Он рывком отшатнулся от неё, словно она неосторожно притронулась к открытой, саднящей ране. Она испугалась.
— Что ты?
— Плохо я там живу, — сказал он с досадой. — С одной службы уволился, с другой уволился. От ученья отказался. Стихи мои не печатают...
— Ну и что? — Она отнеслась к его словам по-взрослому разумно, как к юношескому заблуждению, не стоящему никакого внимания. — Напечатают. Непременно напечатают. Вот увидишь... Ты уж потерпи, Серёжа. Не вешай голову, не страдай чересчур. Ведь ты самый хороший на земле человек, самый умный, и стихи твои самые хорошие... Ты мне верь, Серёжа. Всё случится так, как ты надумал. — И добавила невпопад, с трогательной наивностью: — Я за тебя буду Богу молиться...
Есенин тихо рассмеялся над её бесхитростной, но безоговорочной и неистребимой верой в него.
— Зря смеёшься, я правду говорю. — Она поспешно застегнулась, прикрыла рот шалью.
— Не обижайся, Наташа. Я смеюсь от радости...
Сняв варежку, приложил её руку к своей щеке. Рука была горячая, твёрдая, с шершавой ладошкой.

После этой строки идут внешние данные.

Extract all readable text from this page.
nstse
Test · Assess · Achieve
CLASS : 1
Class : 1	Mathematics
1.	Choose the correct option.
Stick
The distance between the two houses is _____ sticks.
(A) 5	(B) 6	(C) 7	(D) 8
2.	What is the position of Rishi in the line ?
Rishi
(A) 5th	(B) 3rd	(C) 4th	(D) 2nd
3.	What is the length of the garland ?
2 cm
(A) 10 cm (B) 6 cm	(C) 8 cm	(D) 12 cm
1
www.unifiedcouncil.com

— Иди, Серёжа, холодно, — сказала она. — И я пойду. А то мама запросит воды, а меня рядом нет. — Она взяла его под руку, вывела на свет, поглядела на него, чуть наклонив голову набок, улыбнулась с грустью и побежала к избе.

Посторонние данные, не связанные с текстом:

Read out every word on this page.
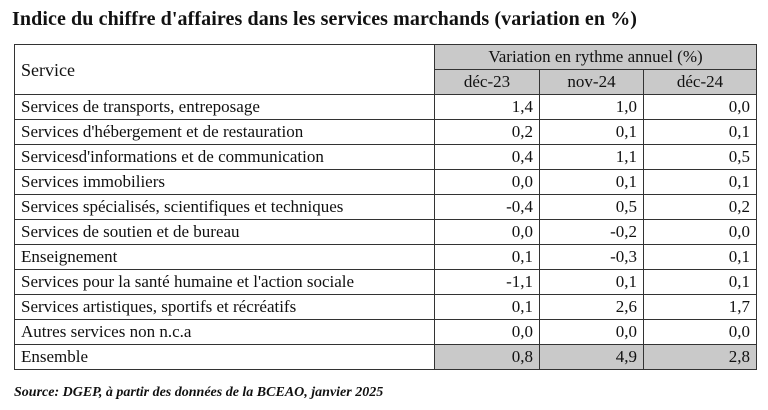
Indice du chiffre d'affaires dans les services marchands (variation en %)
Service	Variation en rythme annuel (%)		
	déc-23	nov-24	déc-24
Services de transports, entreposage	1,4	1,0	0,0
Services d'hébergement et de restauration	0,2	0,1	0,1
Servicesd'informations et de communication	0,4	1,1	0,5
Services immobiliers	0,0	0,1	0,1
Services spécialisés, scientifiques et techniques	-0,4	0,5	0,2
Services de soutien et de bureau	0,0	-0,2	0,0
Enseignement	0,1	-0,3	0,1
Services pour la santé humaine et l'action sociale	-1,1	0,1	0,1
Services artistiques, sportifs et récréatifs	0,1	2,6	1,7
Autres services non n.c.a	0,0	0,0	0,0
Ensemble	0,8	4,9	2,8
Source: DGEP, à partir des données de la BCEAO, janvier 2025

Есенин проследил, как она озабоченно взошла на крыльцо, постоял немного на ветру, затем побрёл по рассыпчатому, шуршащему снегу к дому; рядом неотступно следовала его чёрная тень.
Дверь оказалась незапертой — должно быть, мать позабыла накинуть крючок, — и Есенин тихо, стараясь не зацепить что-нибудь в сенях, шагнул в избу. Задержался у порога, вглядываясь в сумрак. Здесь хранились отстоявшееся тепло, сверчковая тишина, запах соломы, а в окошки упруго вдавливалось зеленоватое свечение месяца. Оно залило стол, стекая на пол, ломаясь на перегородке.
Есенин опустил поклажу. Рука наткнулась на что-то живое, нежное и тёплое, нагнулся: телёнок. Погладив его шёлковое ухо, взял наволочку, предусмотрительно переложил на другое место — сколько же было изжёвано телятами его рубашек! Под ногами сухо потрескивала солома.
— Кто там? — За лёгкой занавеской скрипнула деревянная кровать. — Серёжа, ты? — Голос у матери был приглушённый, неспокойный.
— Я, мама... — Есенина всегда изумляло её безобманное чутьё.
— Как же ты среди ночи-то?.. — Она на ощупь одевалась, шурша сарафаном.
— Поезд так пришёл... с опозданием...
Мать вышла в горницу сонная, медлительная, погладила его по волосам.
— Чего в потёмках сидишь, вздуй огонь.
— Не надо. Девчонок разбудим. Налей мне, пожалуйста, молока, попью и лягу. На печке... — Он повесил пальто и шапку на гвоздь, примостился к углу стола, взял кружку, отхлебнул молока с тем особенным удовольствием, какое испытываешь только дома.